ML Series: A Look At Gradient Boosted Trees

In a traditional random forest, there is parallel learning. In the below, we can see that each model samples data from the overall dataset and produces a model from it. It does this in parallel and independently – no model has any influence on any other model.

Gradient boosting seeks to improve on a weak learner (in this case a decision tree) by taking the residuals (errors) from the first model and feeding them into model 2. The below from Quora shows this in action.

The first graph shows the original dataset. The second graph shows the line that was fitted with model 1.

Now, when we input ONLY the errors into model 2, we get a very different line which captures those mis-predicted datapoints well.

We then input the errors from model 2 into model 3. Model three looks at the combined output of model 1 and model 2. It then takes those errors and fits its own line to them.

The addition of subsequent models does not impact/change the original. But, when it comes to making a decision at the end, we ensure that the data is accurately captured by at least one tree.

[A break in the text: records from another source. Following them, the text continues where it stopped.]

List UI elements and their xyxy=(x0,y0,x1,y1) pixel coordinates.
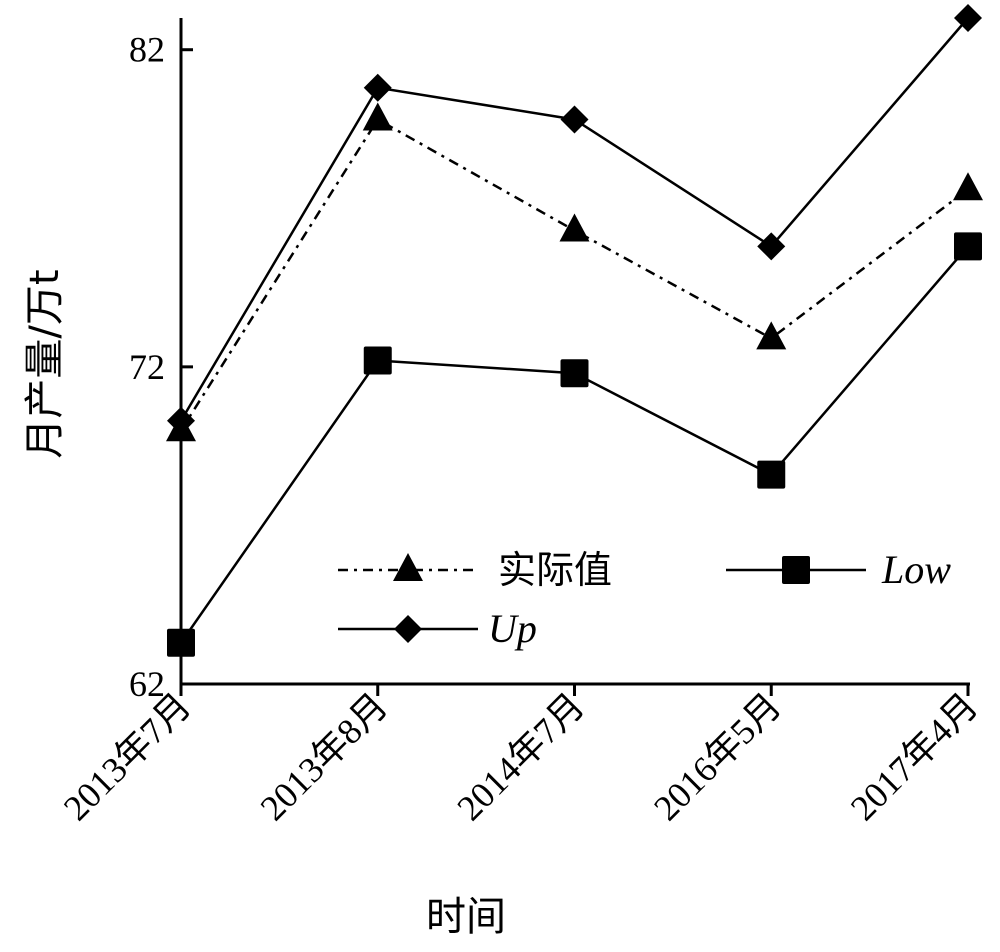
legend-marker-low xyxy=(782,556,810,584)
series-layer xyxy=(166,4,983,657)
x-tick-label: 2013年7月 xyxy=(56,685,199,828)
data-point-low xyxy=(363,346,392,375)
legend-item-up: Up xyxy=(338,606,537,651)
legend-label-actual: 实际值 xyxy=(498,548,612,592)
x-tick-label: 2013年8月 xyxy=(253,685,396,828)
legend-item-actual: 实际值 xyxy=(338,548,612,592)
series-low xyxy=(167,232,982,657)
data-point-actual xyxy=(756,321,787,350)
x-tick-label: 2016年5月 xyxy=(646,685,789,828)
series-up xyxy=(167,4,982,435)
legend: 实际值 Low Up xyxy=(338,547,951,651)
series-actual xyxy=(166,102,983,442)
data-point-up xyxy=(167,406,195,435)
data-point-low xyxy=(757,460,786,489)
data-point-up xyxy=(363,73,392,102)
data-point-low xyxy=(167,628,195,657)
y-tick-label: 72 xyxy=(129,347,165,387)
legend-item-low: Low xyxy=(726,547,951,592)
y-axis-title: 月产量/万t xyxy=(22,269,68,458)
data-point-up xyxy=(560,105,589,134)
y-tick-label: 82 xyxy=(129,30,165,70)
legend-label-up: Up xyxy=(488,606,537,651)
legend-label-low: Low xyxy=(881,547,951,592)
data-point-low xyxy=(954,232,982,261)
data-point-low xyxy=(560,359,589,388)
data-point-up xyxy=(954,4,982,32)
legend-marker-actual xyxy=(393,553,423,581)
x-axis-title: 时间 xyxy=(426,894,506,940)
x-tick-label: 2014年7月 xyxy=(449,685,592,828)
legend-marker-up xyxy=(394,615,422,643)
data-point-actual xyxy=(953,172,983,201)
data-point-up xyxy=(757,232,786,261)
data-point-actual xyxy=(559,213,590,242)
y-tick-label: 62 xyxy=(129,664,165,704)
axes: 62 72 82 2013年7月 2013年8月 2014年7月 2016年5月 2017年4… xyxy=(56,18,986,828)
x-tick-label: 2017年4月 xyxy=(843,685,986,828)
data-point-actual xyxy=(362,102,393,131)
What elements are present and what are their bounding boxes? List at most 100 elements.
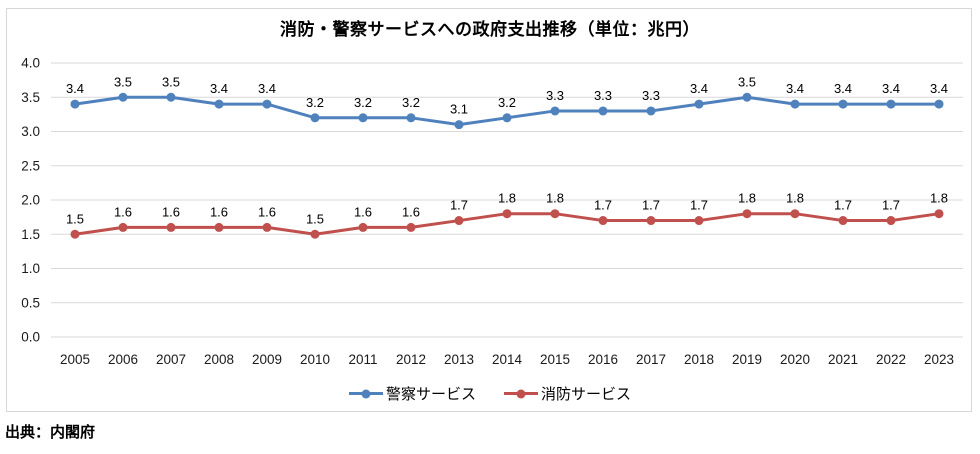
police-series-point-marker bbox=[694, 99, 704, 109]
police-data-label: 3.3 bbox=[594, 88, 612, 103]
y-axis-tick-label: 2.5 bbox=[21, 158, 40, 173]
x-axis-tick-label: 2017 bbox=[636, 352, 666, 367]
fire-data-label: 1.7 bbox=[450, 198, 468, 213]
fire-series-point-marker bbox=[358, 222, 368, 232]
x-axis-tick-label: 2016 bbox=[588, 352, 618, 367]
police-data-label: 3.2 bbox=[354, 95, 372, 110]
x-axis-tick-label: 2007 bbox=[156, 352, 186, 367]
fire-series-point-marker bbox=[166, 222, 176, 232]
fire-data-label: 1.5 bbox=[306, 211, 324, 226]
fire-data-label: 1.8 bbox=[738, 191, 756, 206]
fire-data-label: 1.6 bbox=[258, 204, 276, 219]
fire-data-label: 1.7 bbox=[834, 198, 852, 213]
x-axis-tick-label: 2011 bbox=[348, 352, 377, 367]
police-data-label: 3.5 bbox=[162, 74, 180, 89]
fire-data-label: 1.8 bbox=[786, 191, 804, 206]
x-axis-tick-label: 2013 bbox=[444, 352, 474, 367]
chart-frame bbox=[6, 8, 972, 412]
police-data-label: 3.4 bbox=[690, 81, 708, 96]
fire-data-label: 1.6 bbox=[114, 204, 132, 219]
legend-item-police: 警察サービス bbox=[348, 383, 476, 404]
police-data-label: 3.2 bbox=[498, 95, 516, 110]
x-axis-tick-label: 2023 bbox=[924, 352, 954, 367]
fire-data-label: 1.7 bbox=[642, 198, 660, 213]
y-axis-tick-label: 3.0 bbox=[21, 124, 40, 139]
x-axis-tick-label: 2015 bbox=[540, 352, 570, 367]
y-axis-tick-label: 1.0 bbox=[21, 261, 40, 276]
police-series-point-marker bbox=[310, 113, 320, 123]
fire-series-point-marker bbox=[454, 216, 464, 226]
police-series-point-marker bbox=[262, 99, 272, 109]
police-data-label: 3.2 bbox=[402, 95, 420, 110]
police-data-label: 3.3 bbox=[546, 88, 564, 103]
fire-series-point-marker bbox=[214, 222, 224, 232]
police-data-label: 3.1 bbox=[450, 102, 468, 117]
x-axis-tick-label: 2006 bbox=[108, 352, 138, 367]
police-series-marker-icon bbox=[348, 389, 383, 398]
fire-series-point-marker bbox=[70, 229, 80, 239]
police-series-point-marker bbox=[454, 120, 464, 130]
fire-series-point-marker bbox=[550, 209, 560, 219]
y-axis-tick-label: 0.0 bbox=[21, 330, 40, 345]
legend-label-police: 警察サービス bbox=[385, 386, 476, 403]
fire-data-label: 1.6 bbox=[162, 204, 180, 219]
y-axis-tick-label: 0.5 bbox=[21, 295, 40, 310]
police-data-label: 3.4 bbox=[786, 81, 804, 96]
police-series-point-marker bbox=[598, 106, 608, 116]
y-axis-tick-label: 3.5 bbox=[21, 90, 40, 105]
police-data-label: 3.4 bbox=[258, 81, 276, 96]
fire-series-point-marker bbox=[118, 222, 128, 232]
fire-series-point-marker bbox=[598, 216, 608, 226]
x-axis-tick-label: 2021 bbox=[828, 352, 858, 367]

Each subsequent model is built to accurately predict the cases that the previous model performed poorly on (i.e. those cases which were poorly predicted).  Each successive model attempts to correct the COMBINED shortcomings of the previous models.

Note: the more trees we have, the more accurate our model is with a standard random forest. This is not the case with gradient boosted trees. If you reach a point of excessive tree counts, you will risk overfitting.